I've noted elsewhere odhcpd (bug 388) gets completely wedged if you hit it with a couple odhcp-pd requests and starts only periodically offering ras. It also loses track of its internal lease table....
kind of depends on there being timers for the addresses on the link that it is offering addresses for to route, and I don't know if it thinks about the noprefixroute concept and routes/addresses separately.
some further ra issues
Also installs a ton of dhcpv6 static routes that make pretty good sense for a default gw to an ISP, but not for an interior one. It won't announce a ra by itself... relying on another daemon to decide to do so.
It does not seem to listen to further ra's on the link it is listening on (for more specific routes on it's gateway). You unfortunately cannot rely just on dhcpv6 for routes in ipv6.
we use source specific routing to only allow for it's assigned prefixes to exit (good thing, no bcp38 needed), which means we do not install a default ra to the universe because ra's don't do source specific announcements (Although there is a proposal slowly drifting through the ietf on the matter).
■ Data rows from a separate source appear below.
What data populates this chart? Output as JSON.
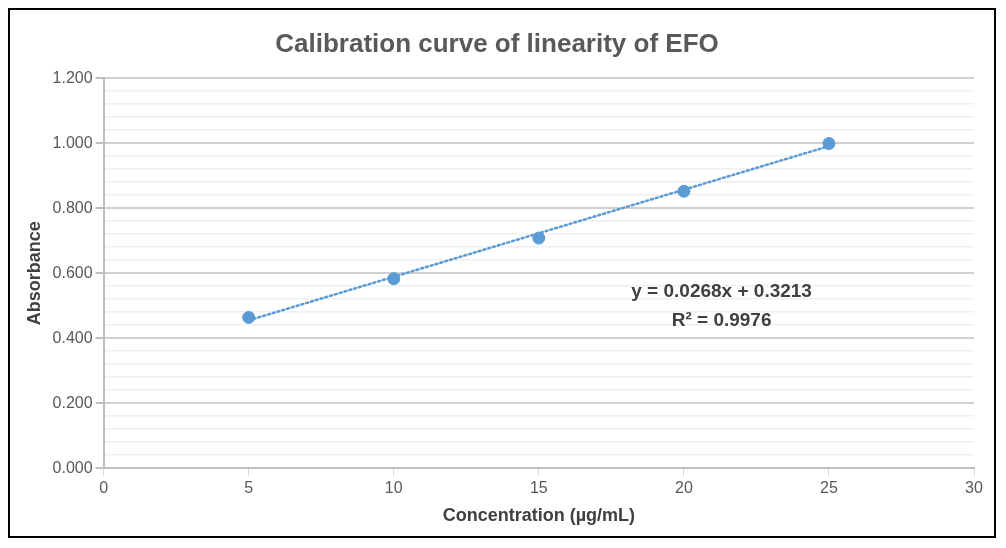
{
  "chart_data": {
    "type": "scatter",
    "title": "Calibration curve of linearity of EFO",
    "xlabel": "Concentration (µg/mL)",
    "ylabel": "Absorbance",
    "x": [
      5,
      10,
      15,
      20,
      25
    ],
    "series": [
      {
        "type": "scatter",
        "color": "#5b9bd5",
        "values": [
          0.464,
          0.583,
          0.708,
          0.852,
          0.999
        ],
        "marker": "circle"
      },
      {
        "type": "line",
        "color": "#5b9bd5",
        "x": [
          5,
          25
        ],
        "values": [
          0.455,
          0.991
        ],
        "line_style": "dotted",
        "marker": "none"
      }
    ],
    "xlim": [
      0,
      30
    ],
    "xticks": [
      0,
      5,
      10,
      15,
      20,
      25,
      30
    ],
    "ylim": [
      0,
      1.2
    ],
    "yticks": [
      {
        "value": 0,
        "label": "0.000"
      },
      {
        "value": 0.04,
        "label": null
      },
      {
        "value": 0.08,
        "label": null
      },
      {
        "value": 0.12,
        "label": null
      },
      {
        "value": 0.16,
        "label": null
      },
      {
        "value": 0.2,
        "label": "0.200"
      },
      {
        "value": 0.24,
        "label": null
      },
      {
        "value": 0.28,
        "label": null
      },
      {
        "value": 0.32,
        "label": null
      },
      {
        "value": 0.36,
        "label": null
      },
      {
        "value": 0.4,
        "label": "0.400"
      },
      {
        "value": 0.44,
        "label": null
      },
      {
        "value": 0.48,
        "label": null
      },
      {
        "value": 0.52,
        "label": null
      },
      {
        "value": 0.56,
        "label": null
      },
      {
        "value": 0.6,
        "label": "0.600"
      },
      {
        "value": 0.64,
        "label": null
      },
      {
        "value": 0.68,
        "label": null
      },
      {
        "value": 0.72,
        "label": null
      },
      {
        "value": 0.76,
        "label": null
      },
      {
        "value": 0.8,
        "label": "0.800"
      },
      {
        "value": 0.84,
        "label": null
      },
      {
        "value": 0.88,
        "label": null
      },
      {
        "value": 0.92,
        "label": null
      },
      {
        "value": 0.96,
        "label": null
      },
      {
        "value": 1.0,
        "label": "1.000"
      },
      {
        "value": 1.04,
        "label": null
      },
      {
        "value": 1.08,
        "label": null
      },
      {
        "value": 1.12,
        "label": null
      },
      {
        "value": 1.16,
        "label": null
      },
      {
        "value": 1.2,
        "label": "1.200"
      }
    ],
    "grid": "y",
    "legend": false,
    "annotations": [
      "y = 0.0268x + 0.3213",
      "R² = 0.9976"
    ]
  }
}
the static route problem also gets in the way when you have two dhcp-pd clients - they end up essentially in ap isolation mode when no default route is also present. The "righter" answer is to be announcing your interior router's subnet offlink via, but not a default gw.
accept_ra 2 is no longer accepted syntax in uci. Using this (carefully) covered a multitude of sins in the good ole days (2013). It can still be set via sysctl, and helps (For now) in a couple scenarios.
Next steps for all concerned for whoever wants to chip in.
backport the relevant expires fixes for iproute2 (or just upgrade it to head) look over the in-kernel interfaces for ipv6 timer and for any route related stuff also review noprefixroute stuff make netifd do saner things with timers and ulas review the netlink apis and usages in the various odh utils *review the protos and make sure they are passing the right things and are getting the right events and hooked to the right stuff, getting correctly into ifstatus and elsewhere. (I just did 6rd and dhcpv6 - anyone for he? pppoe? 6to4? gre? homenet?)
*add some error checking and optional logging to anything writing or reading netlink. Everywhere.
I'd love a "simple ubus listen daemon example - one that listens merely for events on a set of interfaces. or routes or on a proto".
For all I know there's better tools for looking at ubus but my head spins from installing my post-eyeball json checker. I'd like to for example be checking that everything is always correctly formatted json passing through... is there a way to do that? While, like, um, hammering ubus?
and then there's this long list of needed features for odchpd, bringing dnsmasq more up to snuff, and...
the original bug 388 I started with, which I kind of hope will yield to fixing several of the above....
But I'd settle for first getting a solid notion of timers throughout the stack, actually working, and setting them to really low values to see them actually do their dances.